A Lapa sempre foi assim: pura boêmia que se adapta com o tempo e uma nova geração disputa espaço entre travestis, pinguços e damas da noite: B-boys e rappers apresentam suas batidas enquanto no Semente – simpática casa de samba - alguma revelação desabrocha; folcloristas revivem o Jongo da Serrinha enquanto roqueiros balançam suas cabeças ao som de hardcore, tudo na santa paz ou até onde isso é possível.
Apesar da aparente diversidade uma palavra é consenso nas cabeçinhas desses moleques: raiz. Tudo tem que ser de raiz! Reggae bom tem que ser de raiz, o samba, idem, também o rock e até mesmo os DJs. O que é um DJ de raiz? Deve ser aquele que usa vinis, mesmo que isso reduza seu set a coisas que só foram lançadas nesse formato que não é barato e nem fácil de achar.
Enquanto a cerveja vai enchendo o copo, enquanto a língua molha a seda do cigarro, um Caboclo Ariano – o Caboclo Africano é gente fina - baixa nos moleques e tome conversa em busca do que é ou não puro...de raiz. Houve mesmo o caso de um mestre de jongo duramente criticado por inserir uma harpa no seu brincante. O mestre é do povão mas os puristas, obviamente, são universitários de classe média que, sem perceber, tornam-se gatilhos do reacionarismo cultural mais rasteiro.
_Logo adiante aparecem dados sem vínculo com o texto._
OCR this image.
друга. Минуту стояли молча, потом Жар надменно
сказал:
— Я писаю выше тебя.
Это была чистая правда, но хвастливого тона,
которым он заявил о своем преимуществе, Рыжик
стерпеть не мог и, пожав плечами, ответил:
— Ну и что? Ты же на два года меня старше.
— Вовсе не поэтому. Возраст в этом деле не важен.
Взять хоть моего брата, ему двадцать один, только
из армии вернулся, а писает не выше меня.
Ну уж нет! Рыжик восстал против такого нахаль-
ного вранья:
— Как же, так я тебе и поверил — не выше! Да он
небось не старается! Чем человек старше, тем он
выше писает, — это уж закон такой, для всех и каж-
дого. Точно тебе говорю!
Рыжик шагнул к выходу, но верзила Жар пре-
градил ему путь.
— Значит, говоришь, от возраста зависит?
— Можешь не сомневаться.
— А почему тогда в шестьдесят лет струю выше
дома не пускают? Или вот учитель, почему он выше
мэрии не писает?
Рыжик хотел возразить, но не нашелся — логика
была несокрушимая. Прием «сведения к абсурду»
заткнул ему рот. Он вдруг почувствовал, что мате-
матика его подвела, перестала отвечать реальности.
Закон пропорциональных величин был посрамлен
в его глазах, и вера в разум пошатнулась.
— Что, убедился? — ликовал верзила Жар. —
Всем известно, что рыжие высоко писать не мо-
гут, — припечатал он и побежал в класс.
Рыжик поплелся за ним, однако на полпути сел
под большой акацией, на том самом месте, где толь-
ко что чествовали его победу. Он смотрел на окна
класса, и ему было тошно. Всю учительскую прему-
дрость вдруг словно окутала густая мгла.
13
Gosto de dizer que Dona Lia de Itamaracá merecia ser Madona, no seguinte sentido: ela merecia ter videoclipes bacanas, tocar na rádio e na MTV, fazer tournês internacionais por que ela é uma das mais interessantes cantoras que conheço, uma artista carismática e inteligente. Já dividi o palco com Mestre Salustiano mais de uma vez. Eu e minhas máquinas. Ele e sua rabeca. Funcionou divinamente pelo fato de que antes de ser eleito como um símbolo ele é músico e suas aspirações são, portanto, musicais e não sociológicas.
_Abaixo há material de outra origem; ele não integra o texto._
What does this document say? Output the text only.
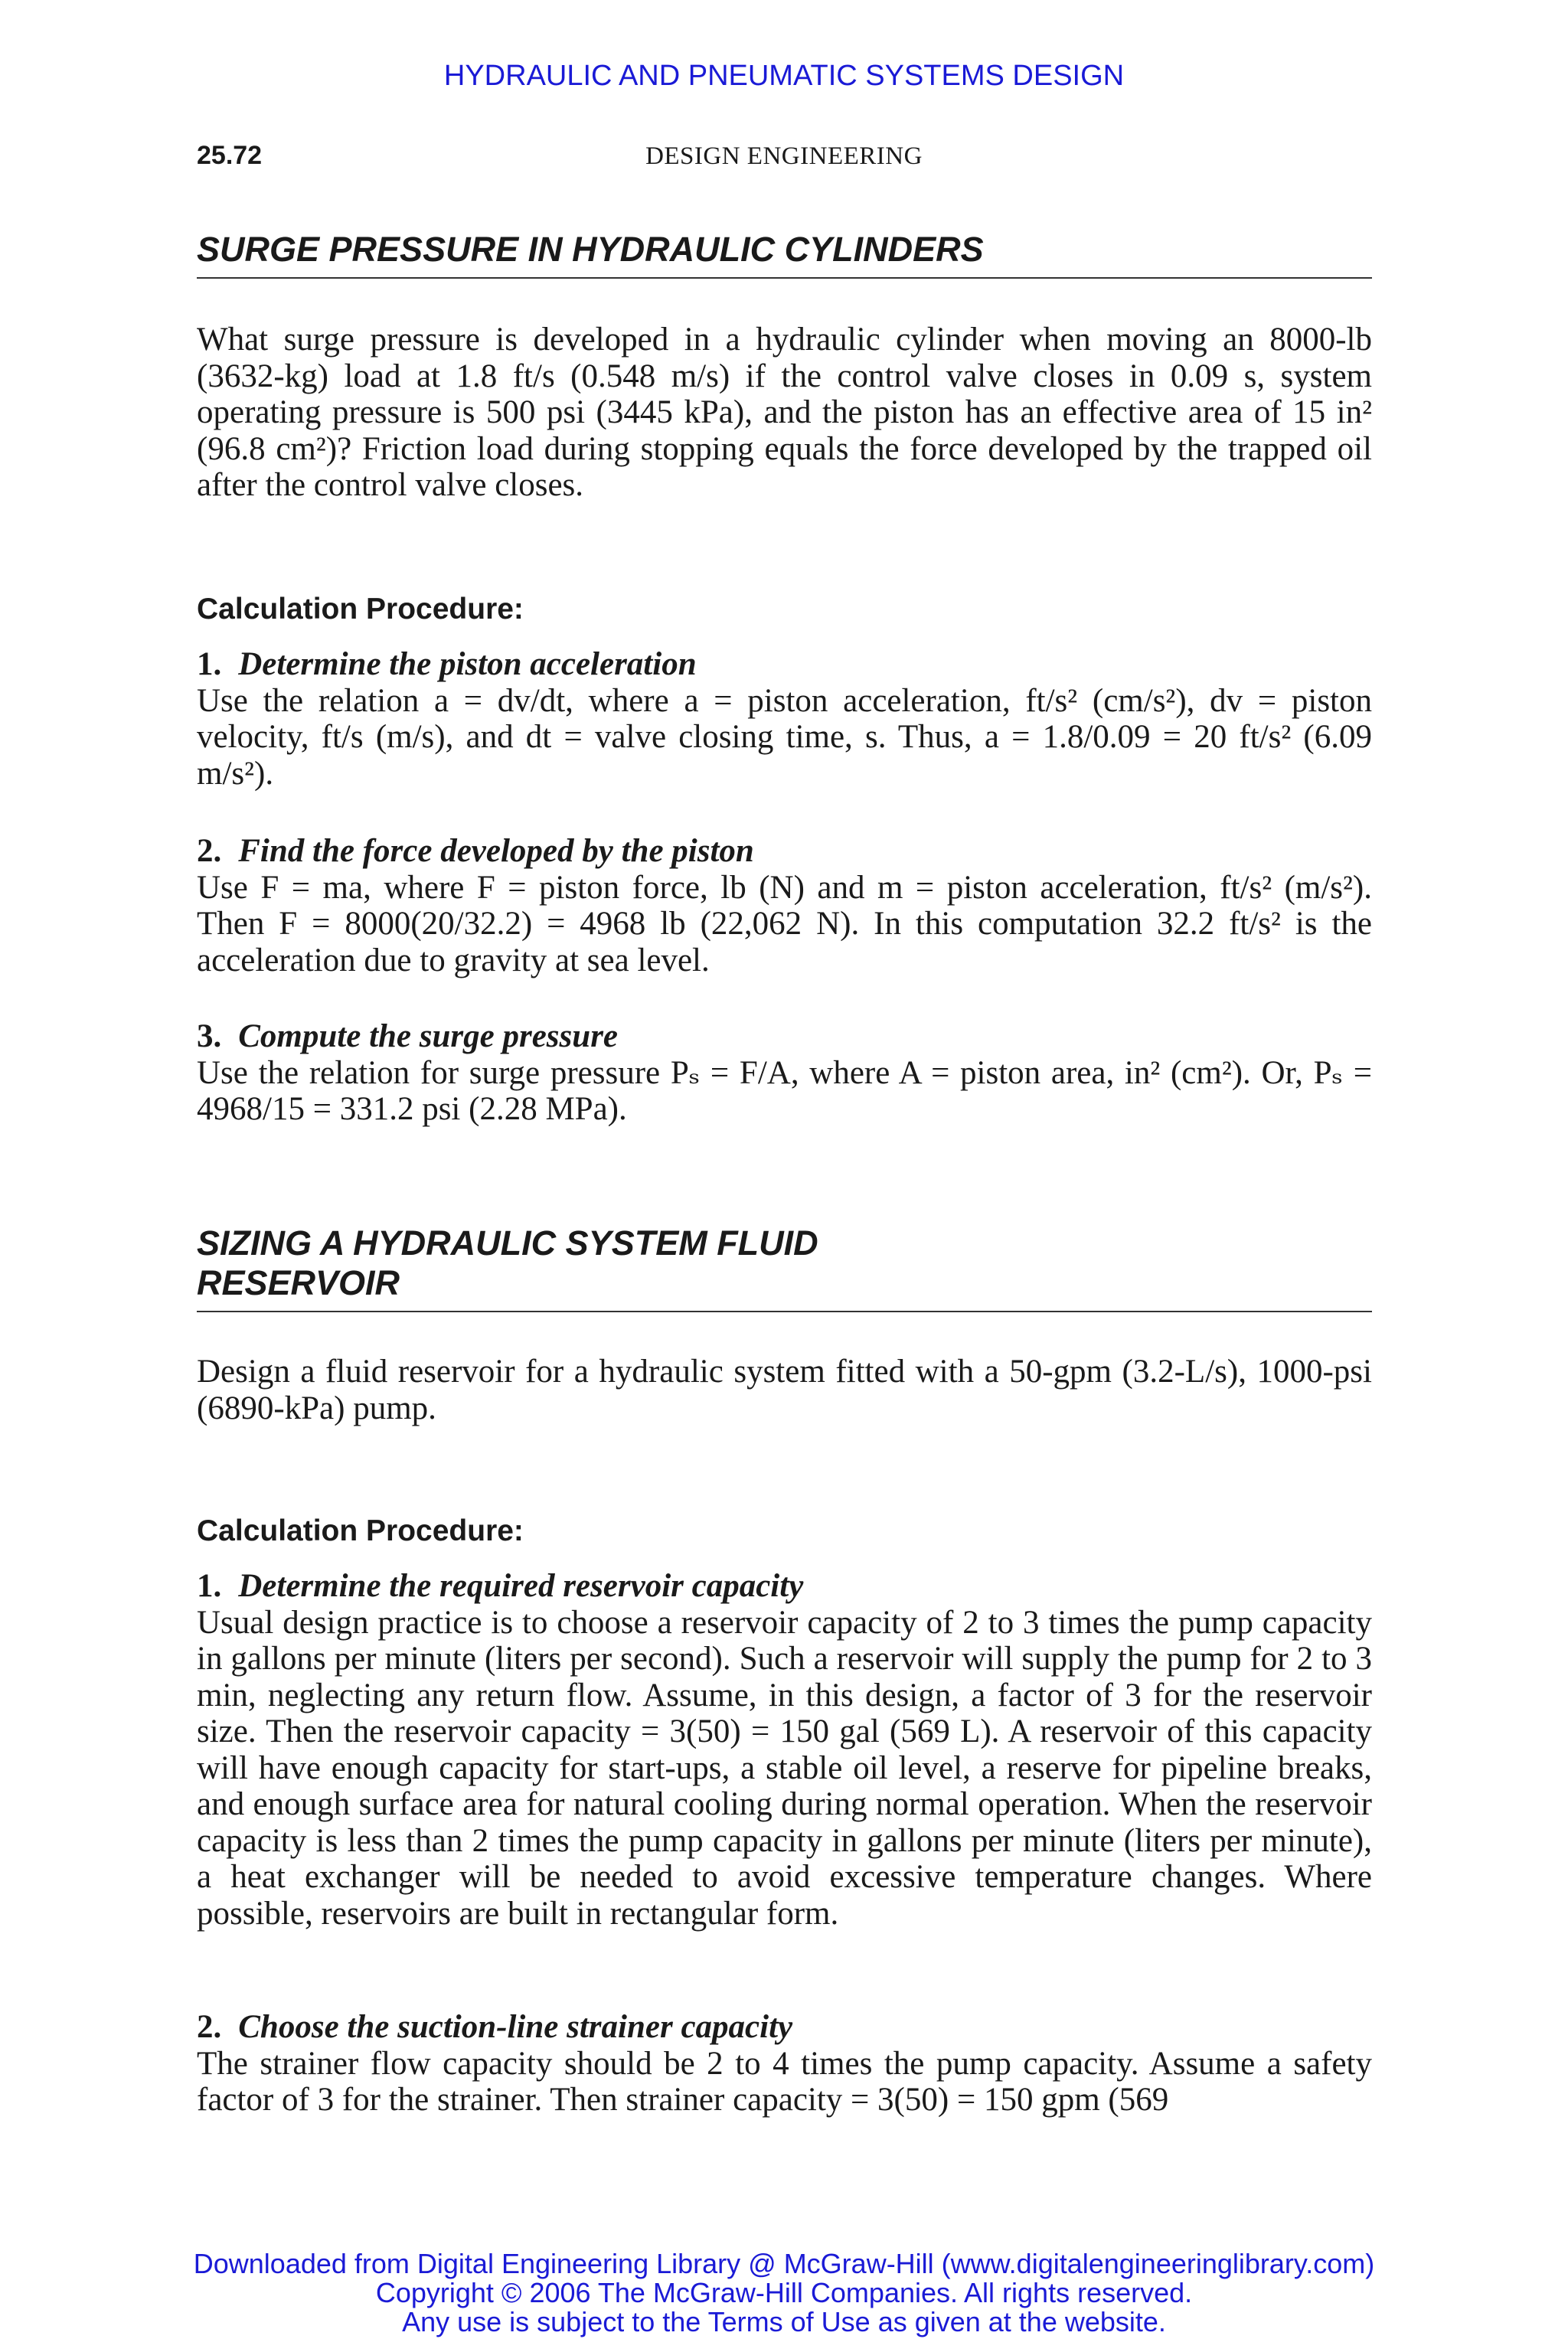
HYDRAULIC AND PNEUMATIC SYSTEMS DESIGN
25.72	DESIGN ENGINEERING
SURGE PRESSURE IN HYDRAULIC CYLINDERS

What surge pressure is developed in a hydraulic cylinder when moving an 8000-lb (3632-kg) load at 1.8 ft/s (0.548 m/s) if the control valve closes in 0.09 s, system operating pressure is 500 psi (3445 kPa), and the piston has an effective area of 15 in² (96.8 cm²)? Friction load during stopping equals the force developed by the trapped oil after the control valve closes.

Calculation Procedure:

1. Determine the piston acceleration

Use the relation a = dv/dt, where a = piston acceleration, ft/s² (cm/s²), dv = piston velocity, ft/s (m/s), and dt = valve closing time, s. Thus, a = 1.8/0.09 = 20 ft/s² (6.09 m/s²).

2. Find the force developed by the piston

Use F = ma, where F = piston force, lb (N) and m = piston acceleration, ft/s² (m/s²). Then F = 8000(20/32.2) = 4968 lb (22,062 N). In this computation 32.2 ft/s² is the acceleration due to gravity at sea level.

3. Compute the surge pressure

Use the relation for surge pressure Pₛ = F/A, where A = piston area, in² (cm²). Or, Pₛ = 4968/15 = 331.2 psi (2.28 MPa).

SIZING A HYDRAULIC SYSTEM FLUID
RESERVOIR

Design a fluid reservoir for a hydraulic system fitted with a 50-gpm (3.2-L/s), 1000-psi (6890-kPa) pump.

Calculation Procedure:

1. Determine the required reservoir capacity

Usual design practice is to choose a reservoir capacity of 2 to 3 times the pump capacity in gallons per minute (liters per second). Such a reservoir will supply the pump for 2 to 3 min, neglecting any return flow. Assume, in this design, a factor of 3 for the reservoir size. Then the reservoir capacity = 3(50) = 150 gal (569 L). A reservoir of this capacity will have enough capacity for start-ups, a stable oil level, a reserve for pipeline breaks, and enough surface area for natural cooling during normal operation. When the reservoir capacity is less than 2 times the pump capacity in gallons per minute (liters per minute), a heat exchanger will be needed to avoid excessive temperature changes. Where possible, reservoirs are built in rectangular form.

2. Choose the suction-line strainer capacity

The strainer flow capacity should be 2 to 4 times the pump capacity. Assume a safety factor of 3 for the strainer. Then strainer capacity = 3(50) = 150 gpm (569

Downloaded from Digital Engineering Library @ McGraw-Hill (www.digitalengineeringlibrary.com)
Copyright © 2006 The McGraw-Hill Companies. All rights reserved.
Any use is subject to the Terms of Use as given at the website.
Como dizia Walter Franco nos loucos anos 70: “Quem tem raiz é planta”.
Som de preto 1
Houve uma época em que o hip-hop não era feito por moleques com pose e caras de malvado e apenas – apenas? -servia de suporte para louvar a positividade da cultura vinda dos guetos, uma louvação à auto estima, esperançosa por tempos mais justos porém sem a amargura dos rappers atuais.
Esse tempo bom está registrado na compilação “Big Apple Rappin’ – The Early Days of Hip-Hop Culture in New York City”, lançamento imperdível do selo Soul Jazz Records.
Som de Preto 2
Do hip-hop para o Acid house foi um passo! E o Soul Jazz segue desvendando a era primitiva da dance contemporânea numa outra compilação básica: Acid, com os pioneiros – negros em geral – que aceleraram a batida do hip-hop até um formato muito familiar aos ouvidos dos clubbers de hoje em dia.
Na bolacha, nomes como Sleezy D (um dos codinomes do lendário Marshall Jéferson), Lil’l Louis, Armando e Green Velvet.
Som de cinema
Vem de um dos componentes do grupo Troublemakers, East, uma trilha sonora bem interessante mesmo que fora do mundo das imagens: “13 Tzameti”.
Embora predomine temas ambient, há momentos de flerte com o trip-hop e abstrações sonoras com diálogos que por si já são visuais. Ah, se certas percussões lhe soarem familiar fique sabendo que a culpa não é daquele cigarro que você fumou antes de ouvir o disco. A culpa é de nosso Mr. Jam, meu ex-companheiro de Santa Massa, hipnotizando os franceses com sua sabedoria percussiva.